FIG. 1 is a schematic plan view showing a configuration of a cathode ray tube according to an embodiment of the present invention.

FIG. 2 is an explanatory diagram of components provided in the cathode ray tube of the embodiment.

FIG. 3 is a diagram illustrating the trajectory of an electron beam in the cathode ray tube of the embodiment.

FIG. 4 is a diagram illustrating a magnetic field of a four-pole magnet.

FIG. 5 is a diagram illustrating another configuration example of a four-pole magnet.

FIG. 6 is a schematic plan view showing a configuration of a conventional cathode ray tube.

FIG. 7 is a diagram illustrating the trajectory of an electron beam in a conventional cathode ray tube.

FIG. 8 is a diagram illustrating spot distortion of an electron beam.

[Explanation of symbols]

REFERENCE SIGNS LIST 1 cathode ray tube bulb 2 panel part 3 funnel part 4 neck part 5 deflection yoke 6 electron gun 9
Main electric field lens, 10: first magnet (quadrupole magnet), 11: second magnet (quadrupole magnet)

Claims (3)

[Claims] 1. A cathode ray tube bulb, an in-line type electron gun provided in the cathode ray tube bulb, and one and the other arranged with a main electric field lens position of the electron gun in a center axis direction of the cathode ray tube bulb.
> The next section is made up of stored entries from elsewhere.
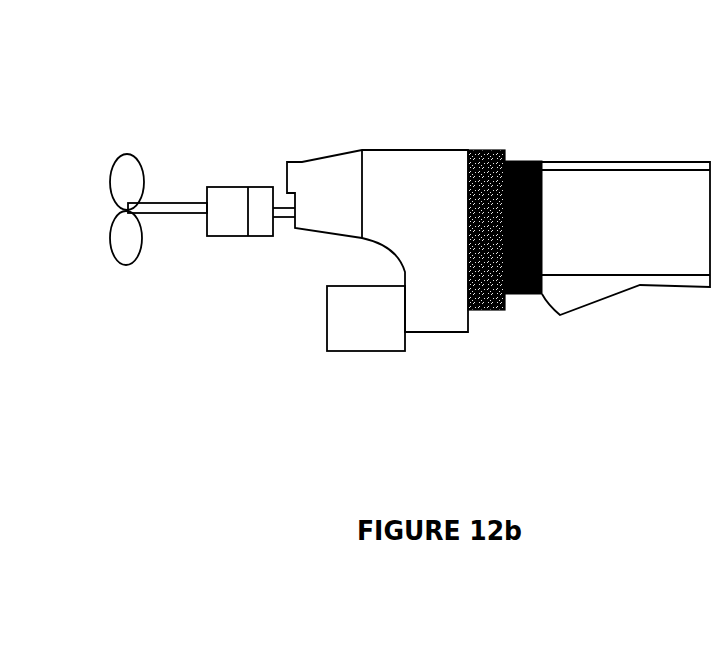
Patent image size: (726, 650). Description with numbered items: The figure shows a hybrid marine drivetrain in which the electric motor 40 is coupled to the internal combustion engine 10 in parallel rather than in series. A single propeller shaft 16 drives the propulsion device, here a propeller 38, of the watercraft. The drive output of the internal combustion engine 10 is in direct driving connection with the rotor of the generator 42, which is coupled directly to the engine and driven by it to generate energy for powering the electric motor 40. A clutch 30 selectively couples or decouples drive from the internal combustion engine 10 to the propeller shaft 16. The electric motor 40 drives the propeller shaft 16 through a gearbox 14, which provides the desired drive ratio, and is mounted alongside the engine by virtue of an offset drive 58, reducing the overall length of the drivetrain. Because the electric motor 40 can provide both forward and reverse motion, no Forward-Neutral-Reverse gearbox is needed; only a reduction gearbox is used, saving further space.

The internal combustion engine 10 is at (650, 183).
The gearbox 14 is at (288, 172).
The propeller shaft 16 is at (168, 213).
The clutch 30 is at (485, 148).
The propeller 38 is at (121, 265).
The electric motor 40 is at (327, 333).
The generator 42 is at (513, 149).
The offset drive 58 is at (433, 333).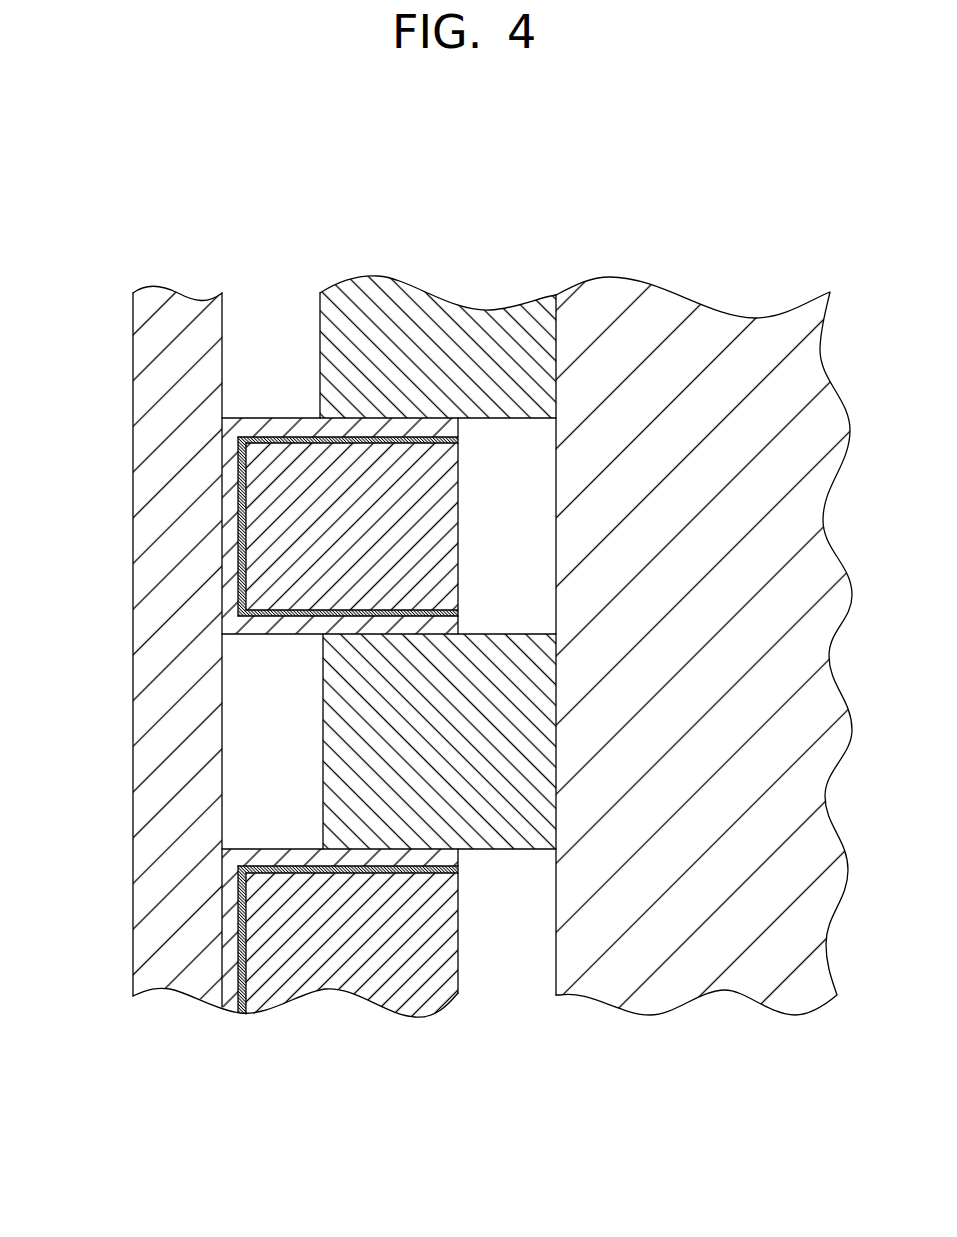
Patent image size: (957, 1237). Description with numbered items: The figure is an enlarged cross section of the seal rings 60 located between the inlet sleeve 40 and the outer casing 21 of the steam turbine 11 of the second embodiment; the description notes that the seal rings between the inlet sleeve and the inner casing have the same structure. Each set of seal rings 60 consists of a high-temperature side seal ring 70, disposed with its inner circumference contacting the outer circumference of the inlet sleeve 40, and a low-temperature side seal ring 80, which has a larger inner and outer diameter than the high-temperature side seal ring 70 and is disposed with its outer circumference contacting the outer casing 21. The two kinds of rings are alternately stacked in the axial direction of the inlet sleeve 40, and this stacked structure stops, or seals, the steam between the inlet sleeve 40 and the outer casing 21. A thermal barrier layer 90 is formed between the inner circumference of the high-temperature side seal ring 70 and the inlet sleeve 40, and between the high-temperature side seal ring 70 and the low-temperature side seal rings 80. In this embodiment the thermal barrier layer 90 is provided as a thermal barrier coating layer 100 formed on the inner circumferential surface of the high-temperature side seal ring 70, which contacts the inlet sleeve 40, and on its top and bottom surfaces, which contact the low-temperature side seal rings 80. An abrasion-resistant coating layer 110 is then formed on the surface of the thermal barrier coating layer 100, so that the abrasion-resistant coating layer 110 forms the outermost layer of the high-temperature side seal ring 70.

The steam turbine 11 is at (776, 193).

Done 2
A cathode ray tube comprising: a four-pole magnet. 2. The cathode ray tube according to claim 1, wherein at least one of the two quadrupole magnets has means for varying the magnetic field strength. 3. A cathode ray tube bulb, an in-line type electron gun provided in the cathode ray tube bulb, and one and the other arranged at a position of a main electric field lens of the electron gun in a center axis direction of the cathode ray tube bulb. Done 2
A display device comprising a cathode ray tube having two four-pole magnets.